Ungarns designiertes Staatsoberhaupt schreibt sich Tamás Sulyok

by John Tuscha

Autor: E.K.-L. Bild: Wikipedia/Elekes Andor Lizenz: CC BY-SA 4.0 DEED


Der renommierte Jurist war lange Zeit österreichischer Honorarkonsul in Szegedin

Am 10. Februar dieses Jahres erklärt Ungarns Staatspräsidentin Katalin Novák ihren Rücktritt. Grund dafür ist ein Begnadigungsvorgang im April 2023 anlässlich des Besuchs des Heiligen Vaters im Land der Magyaren. Damals erlässt Novák einem stellvertretenden Heimleiter den Rest der Haftstrafe, die er dafür aufgefasst hat, weil er seinen Chef bei dessen pädokriminellen Machenschaften gedeckt hat. Es spricht für das hohe Ethos von Katalin Novák, für ihren Fehler die volle Verantwortung zu übernehmen und abzutreten. Nun stellt sich die Frage, wer der überaus sympathischen dreifachen Mutter im Amt nachfolgen soll.

Einstweilen hat im Sinne des Artikels 14 Absatz 1 der Verfassung László Kovács als Vorsitzender des Parlaments die Aufgaben von Katalin Novák übernommen.

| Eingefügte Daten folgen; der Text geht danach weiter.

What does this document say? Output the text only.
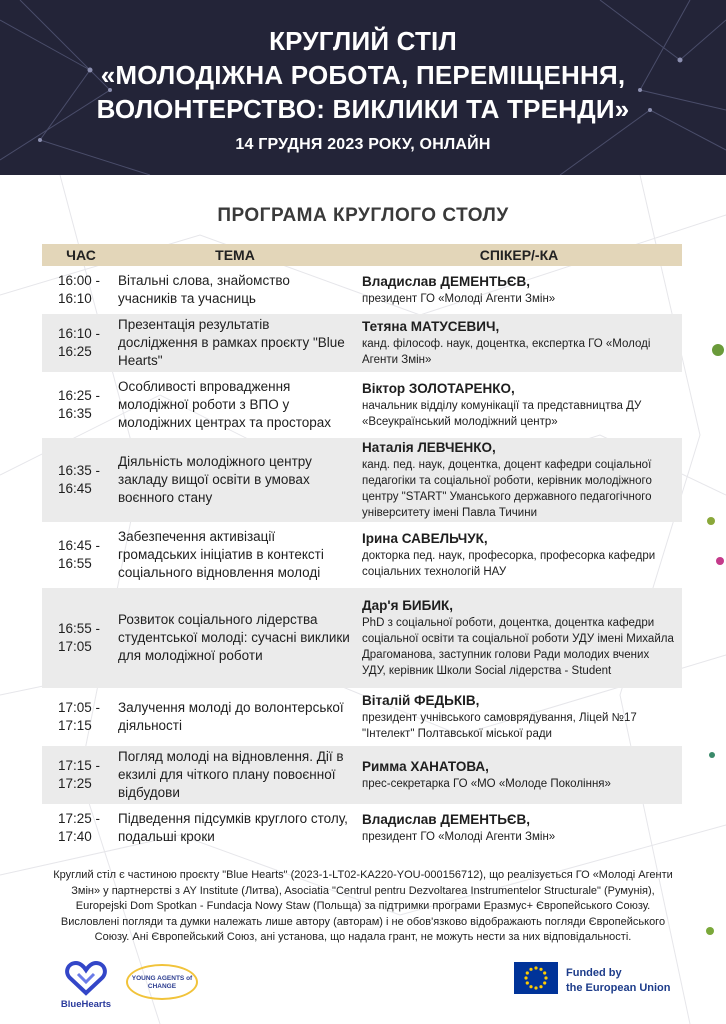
КРУГЛИЙ СТІЛ
«МОЛОДІЖНА РОБОТА, ПЕРЕМІЩЕННЯ,
ВОЛОНТЕРСТВО: ВИКЛИКИ ТА ТРЕНДИ»
14 ГРУДНЯ 2023 РОКУ, ОНЛАЙН
ПРОГРАМА КРУГЛОГО СТОЛУ
ЧАС	ТЕМА	СПІКЕР/-КА
16:00 -
16:10	Вітальні слова, знайомство учасників та учасниць	Владислав ДЕМЕНТЬЄВ,
президент ГО «Молоді Агенти Змін»

16:10 -
16:25	Презентація результатів дослідження в рамках проєкту "Blue Hearts"	Тетяна МАТУСЕВИЧ,
канд. філософ. наук, доцентка, експертка ГО «Молоді Агенти Змін»

16:25 -
16:35	Особливості впровадження молодіжної роботи з ВПО у молодіжних центрах та просторах	Віктор ЗОЛОТАРЕНКО,
начальник відділу комунікації та представництва ДУ «Всеукраїнський молодіжний центр»

16:35 -
16:45	Діяльність молодіжного центру закладу вищої освіти в умовах воєнного стану	Наталія ЛЕВЧЕНКО,
канд. пед. наук, доцентка, доцент кафедри соціальної педагогіки та соціальної роботи, керівник молодіжного центру "START" Уманського державного педагогічного університету імені Павла Тичини

16:45 -
16:55	Забезпечення активізації громадських ініціатив в контексті соціального відновлення молоді	Ірина САВЕЛЬЧУК,
докторка пед. наук, професорка, професорка кафедри соціальних технологій НАУ

16:55 -
17:05	Розвиток соціального лідерства студентської молоді: сучасні виклики для молодіжної роботи	Дар'я БИБИК,
PhD з соціальної роботи, доцентка, доцентка кафедри соціальної освіти та соціальної роботи УДУ імені Михайла Драгоманова, заступник голови Ради молодих вчених УДУ, керівник Школи Social лідерства - Student

17:05 -
17:15	Залучення молоді до волонтерської діяльності	Віталій ФЕДЬКІВ,
президент учнівського самоврядування, Ліцей №17 "Інтелект" Полтавської міської ради

17:15 -
17:25	Погляд молоді на відновлення. Дії в екзилі для чіткого плану повоєнної відбудови	Римма ХАНАТОВА,
прес-секретарка ГО «МО «Молоде Покоління»

17:25 -
17:40	Підведення підсумків круглого столу, подальші кроки	Владислав ДЕМЕНТЬЄВ,
президент ГО «Молоді Агенти Змін»
Круглий стіл є частиною проєкту "Blue Hearts" (2023-1-LT02-KA220-YOU-000156712), що реалізується ГО «Молоді Агенти Змін» у партнерстві з AY Institute (Литва), Asociatia "Centrul pentru Dezvoltarea Instrumentelor Structurale" (Румунія), Europejski Dom Spotkan - Fundacja Nowy Staw (Польща) за підтримки програми Еразмус+ Європейського Союзу. Висловлені погляди та думки належать лише автору (авторам) і не обов'язково відображають погляди Європейського Союзу. Ані Європейський Союз, ані установа, що надала грант, не можуть нести за них відповідальності.
BlueHearts
YOUNG AGENTS of CHANGE
Funded by
the European Union
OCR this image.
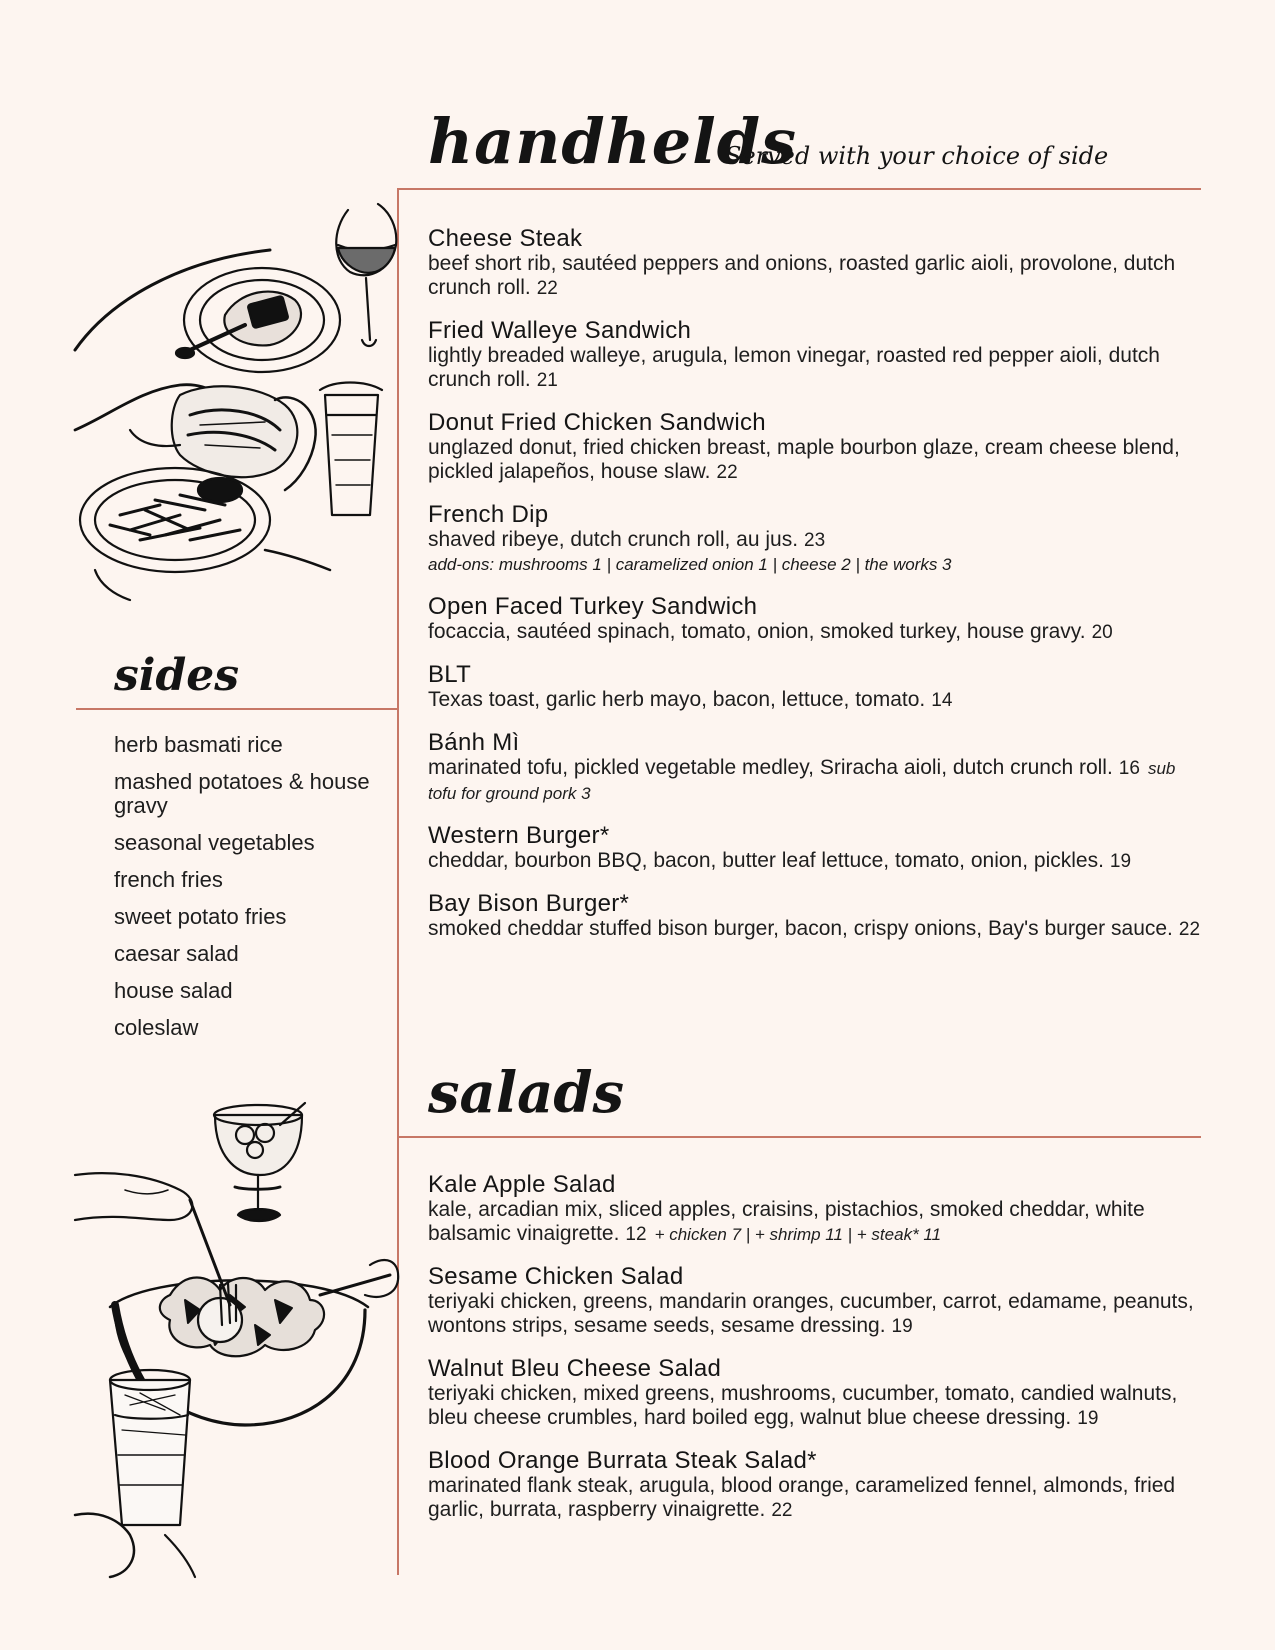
handhelds
Served with your choice of side
sides
salads
Cheese Steak
beef short rib, sautéed peppers and onions, roasted garlic aioli, provolone, dutch crunch roll. 22
Fried Walleye Sandwich
lightly breaded walleye, arugula, lemon vinegar, roasted red pepper aioli, dutch crunch roll. 21
Donut Fried Chicken Sandwich
unglazed donut, fried chicken breast, maple bourbon glaze, cream cheese blend, pickled jalapeños, house slaw. 22
French Dip
shaved ribeye, dutch crunch roll, au jus. 23
add-ons: mushrooms 1 | caramelized onion 1 | cheese 2 | the works 3
Open Faced Turkey Sandwich
focaccia, sautéed spinach, tomato, onion, smoked turkey, house gravy. 20
BLT
Texas toast, garlic herb mayo, bacon, lettuce, tomato. 14
Bánh Mì
marinated tofu, pickled vegetable medley, Sriracha aioli, dutch crunch roll. 16 sub tofu for ground pork 3
Western Burger*
cheddar, bourbon BBQ, bacon, butter leaf lettuce, tomato, onion, pickles. 19
Bay Bison Burger*
smoked cheddar stuffed bison burger, bacon, crispy onions, Bay's burger sauce. 22
herb basmati rice
mashed potatoes & house gravy
seasonal vegetables
french fries
sweet potato fries
caesar salad
house salad
coleslaw
Kale Apple Salad
kale, arcadian mix, sliced apples, craisins, pistachios, smoked cheddar, white balsamic vinaigrette. 12 + chicken 7 | + shrimp 11 | + steak* 11
Sesame Chicken Salad
teriyaki chicken, greens, mandarin oranges, cucumber, carrot, edamame, peanuts, wontons strips, sesame seeds, sesame dressing. 19
Walnut Bleu Cheese Salad
teriyaki chicken, mixed greens, mushrooms, cucumber, tomato, candied walnuts, bleu cheese crumbles, hard boiled egg, walnut blue cheese dressing. 19
Blood Orange Burrata Steak Salad*
marinated flank steak, arugula, blood orange, caramelized fennel, almonds, fried garlic, burrata, raspberry vinaigrette. 22
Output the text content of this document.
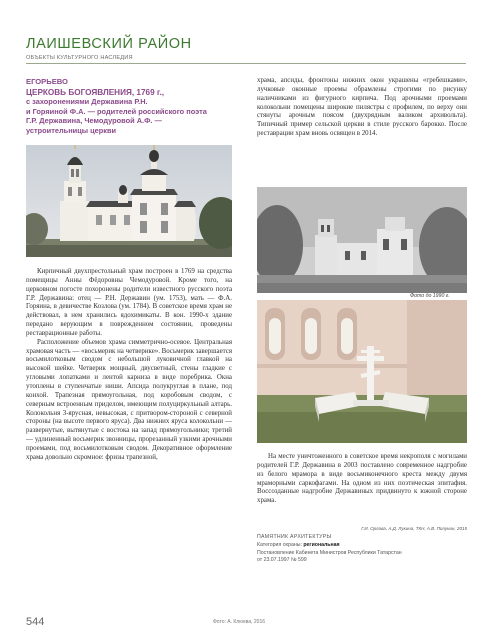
ЛАИШЕВСКИЙ РАЙОН
ОБЪЕКТЫ КУЛЬТУРНОГО НАСЛЕДИЯ
ЕГОРЬЕВО
ЦЕРКОВЬ БОГОЯВЛЕНИЯ, 1769 г.,
с захоронениями Державина Р.Н.
и Горяиной Ф.А. — родителей российского поэта
Г.Р. Державина, Чемодуровой А.Ф. —
устроительницы церкви

Кирпичный двухпрестольный храм построен в 1769 на средства помещицы Анны Фёдоровны Чемодуровой. Кроме того, на церковном погосте похоронены родители известного русского поэта Г.Р. Державина: отец — Р.Н. Державин (ум. 1753), мать — Ф.А. Горяина, в девичестве Козлова (ум. 1784). В советское время храм не действовал, в нем хранились ядохимикаты. В кон. 1990-х здание передано верующим в поврежденном состоянии, проведены реставрационные работы.

Расположение объемов храма симметрично-осевое. Центральная храмовая часть — «восьмерик на четверике». Восьмерик завершается восьмилотковым сводом с небольшой луковичной главкой на высокой шейке. Четверик мощный, двусветный, стены гладкие с угловыми лопатками и лентой карниза в виде поребрика. Окна утоплены в ступенчатые ниши. Апсида полукруглая в плане, под конхой. Трапезная прямоугольная, под коробовым сводом, с северным встроенным приделом, имеющим полуциркульный алтарь. Колокольня 3-ярусная, невысокая, с притвором-стороной с северной стороны (на высоте первого яруса). Два нижних яруса колокольни — развернутые, вытянутые с востока на запад прямоугольники; третий — удлиненный восьмерик звонницы, прорезанный узкими арочными проемами, под восьмилотковым сводом. Декоративное оформление храма довольно скромное: фризы трапезной,

храма, апсиды, фронтоны нижних окон украшены «гребешками», лучковые оконные проемы обрамлены строгими по рисунку наличниками из фигурного кирпича. Под арочными проемами колокольни помещены широкие пилястры с профилем, по верху они стянуты арочным поясом (двухрядным валиком архивольта). Типичный пример сельской церкви в стиле русского барокко. После реставрации храм вновь освящен в 2014.

Фото до 1990 г.

На месте уничтоженного в советское время некрополя с могилами родителей Г.Р. Державина в 2003 поставлено современное надгробие из белого мрамора в виде восьмиконечного креста между двумя мраморными саркофагами. На одном из них поэтическая эпитафия. Воссозданные надгробие Державиных придвинуто к южной стороне храма.

Г.И. Орлова, А.Д. Лукина, ТКН, А.В. Полунин, 2015
ПАМЯТНИК АРХИТЕКТУРЫ
Категория охраны: региональная
Постановление Кабинета Министров Республики Татарстан
от 23.07.1997 № 599
544	Фото: А. Клюева, 2016
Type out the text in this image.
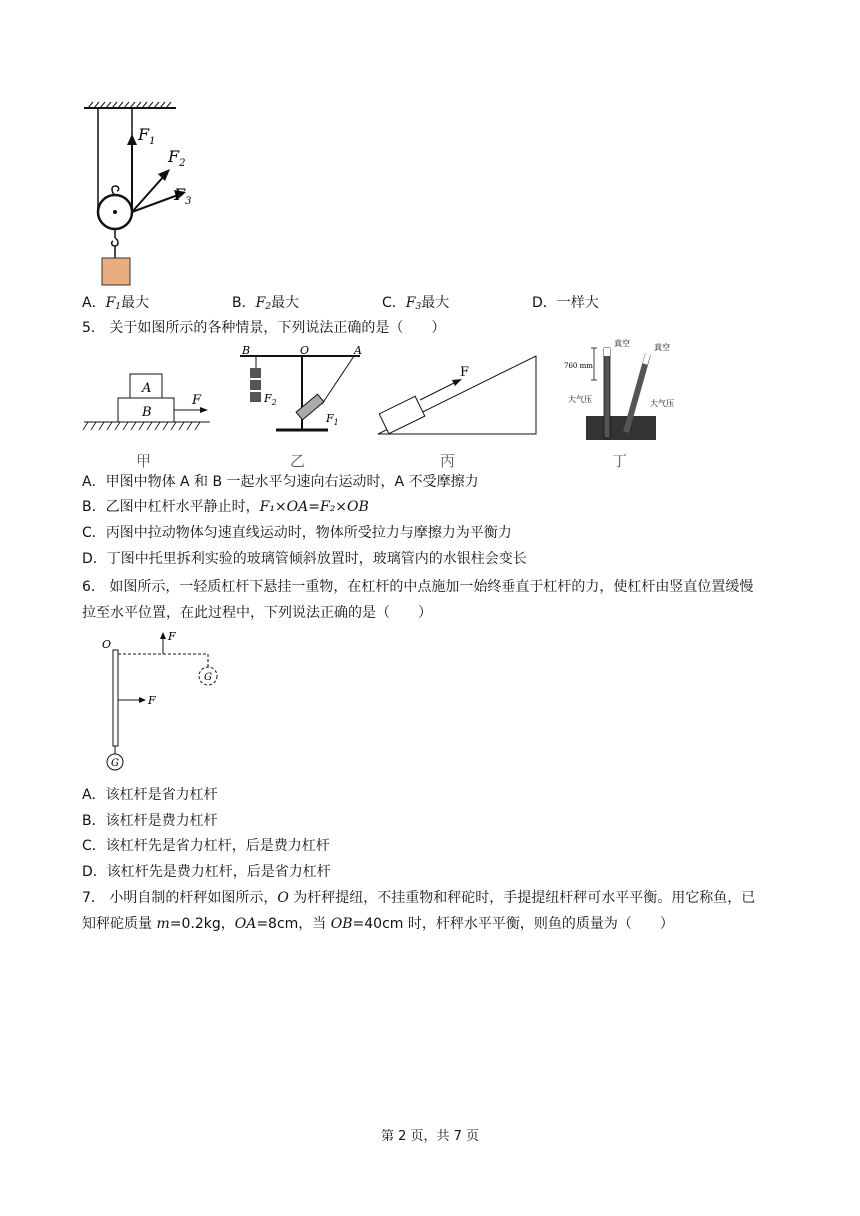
$F_1$
$F_2$
$F_3$
A．$F_1$最大	B．$F_2$最大	C．$F_3$最大	D．一样大
5． 关于如图所示的各种情景，下列说法正确的是（　　）
A
B
F
甲
B	O	A
$F_2$
$F_1$
乙
F
丙
真空	真空
760 mm
大气压	大气压
丁
A．甲图中物体 A 和 B 一起水平匀速向右运动时，A 不受摩擦力
B．乙图中杠杆水平静止时，F₁×OA=F₂×OB
C．丙图中拉动物体匀速直线运动时，物体所受拉力与摩擦力为平衡力
D．丁图中托里拆利实验的玻璃管倾斜放置时，玻璃管内的水银柱会变长
6． 如图所示，一轻质杠杆下悬挂一重物，在杠杆的中点施加一始终垂直于杠杆的力，使杠杆由竖直位置缓慢
拉至水平位置，在此过程中，下列说法正确的是（　　）
O
F
F
G
G
A．该杠杆是省力杠杆
B．该杠杆是费力杠杆
C．该杠杆先是省力杠杆，后是费力杠杆
D．该杠杆先是费力杠杆，后是省力杠杆
7． 小明自制的杆秤如图所示，O 为杆秤提纽，不挂重物和秤砣时，手提提纽杆秤可水平平衡。用它称鱼，已
知秤砣质量 m=0.2kg，OA=8cm，当 OB=40cm 时，杆秤水平平衡，则鱼的质量为（　　）
第 2 页，共 7 页
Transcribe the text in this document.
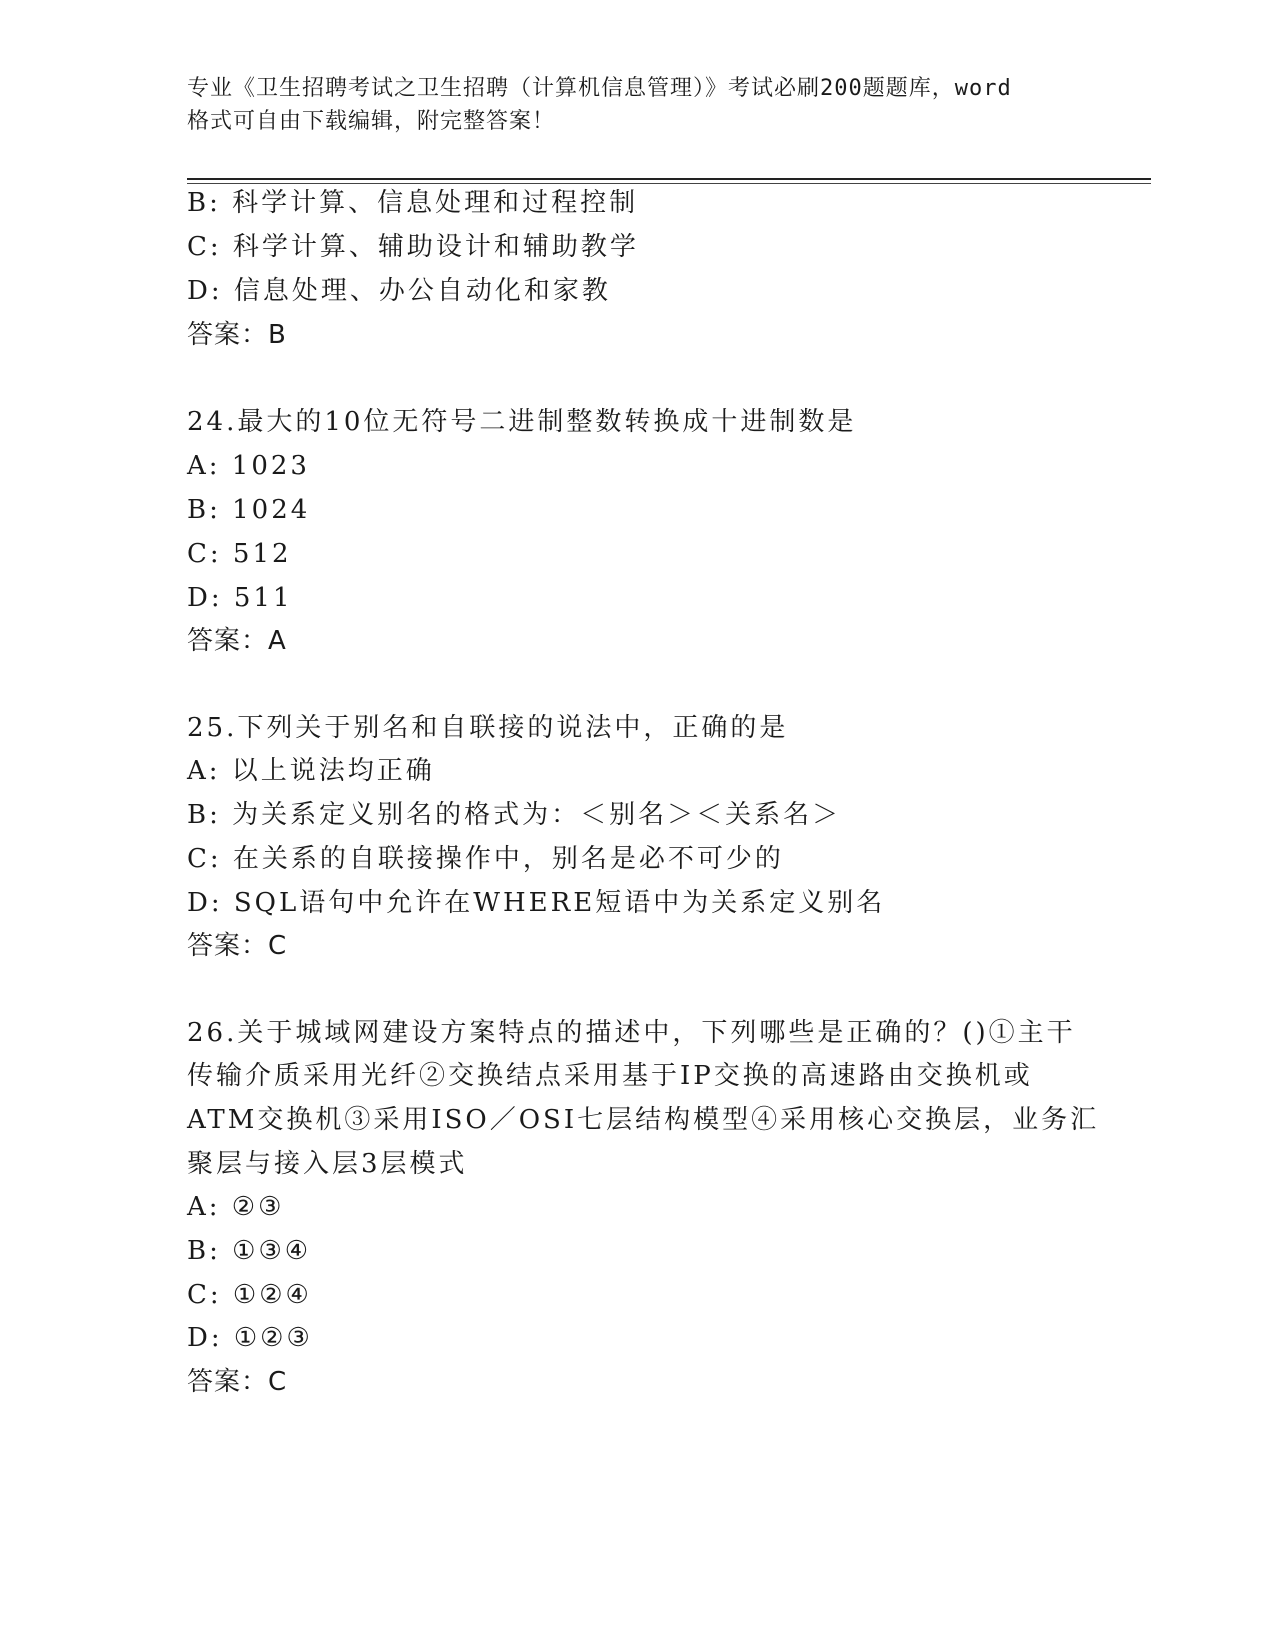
专业《卫生招聘考试之卫生招聘（计算机信息管理）》考试必刷200题题库，word
格式可自由下载编辑，附完整答案！
B: 科学计算、信息处理和过程控制
C: 科学计算、辅助设计和辅助教学
D: 信息处理、办公自动化和家教
答案：B
24.最大的10位无符号二进制整数转换成十进制数是
A: 1023
B: 1024
C: 512
D: 511
答案：A
25.下列关于别名和自联接的说法中，正确的是
A: 以上说法均正确
B: 为关系定义别名的格式为：＜别名＞＜关系名＞
C: 在关系的自联接操作中，别名是必不可少的
D: SQL语句中允许在WHERE短语中为关系定义别名
答案：C
26.关于城域网建设方案特点的描述中，下列哪些是正确的？()①主干
传输介质采用光纤②交换结点采用基于IP交换的高速路由交换机或
ATM交换机③采用ISO／OSI七层结构模型④采用核心交换层，业务汇
聚层与接入层3层模式
A: ②③
B: ①③④
C: ①②④
D: ①②③
答案：C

Vor wenigen Tagen beschließen die beiden Regierungsparteien – sohin die nationalkonservative Fidesz von Viktor Orbán und die kleine christdemokratische KDNP von Zsolt Semjén – den Vorsitzenden des Verfassungsgerichts, Tamás Sulyok, dem Parlament als Nachfolger von Katalin Novák vorzuschlagen. Da die Regierungsparteien über die für die Wahl des Staatsoberhauptes erforderliche Zweidrittel-Mehrheit im Parlament verfügen, besteht nach menschlichem Ermessen kein Zweifel an der Wahl von Tamás Sulyok.

Wer ist das in Aussicht genommene Staatsoberhaupt? Sulyok wird am 24. März 1956 in Kiskunfélegyháza (die Kleinstadt liegt im Burgkomitat Bács-Kiskun und ist beiläufig 60 km von Szeged entfernt) geboren und studiert nach Ablegung der Reifeprüfung Rechtswissenschaften an der damaligen József Attila-Universität in Szegedin (ung. Szeged). Ab 1980 arbeitet er zunächst bei Gericht und bald danach als niedergelassener Anwalt, dies von 1998 bis 2014. Nur wenige Monate nach seiner Wahl zum Richter des Verfassungsgerichts wird er im April 2015 von diesem Gremium bereits zum Vizepräsidenten gewählt. Im November 2016 wählt ihn das Parlament auf Vorschlag von Parlamentspräsident László Kövér zum Präsidenten des Verfassungsgerichts. Sohin eine hochkarätige juristische Laufbahn, die für die Funktion des Staatsoberhauptes geradezu prädestiniert.

Tamás Sulyok hat auch einen engen Bezug zu unserer Heimat: Von 2000 bis 2014 ist er knapp anderthalb Jahrzehnte hindurch österreichischer Honorarkonsul im südungarischen Szegedin.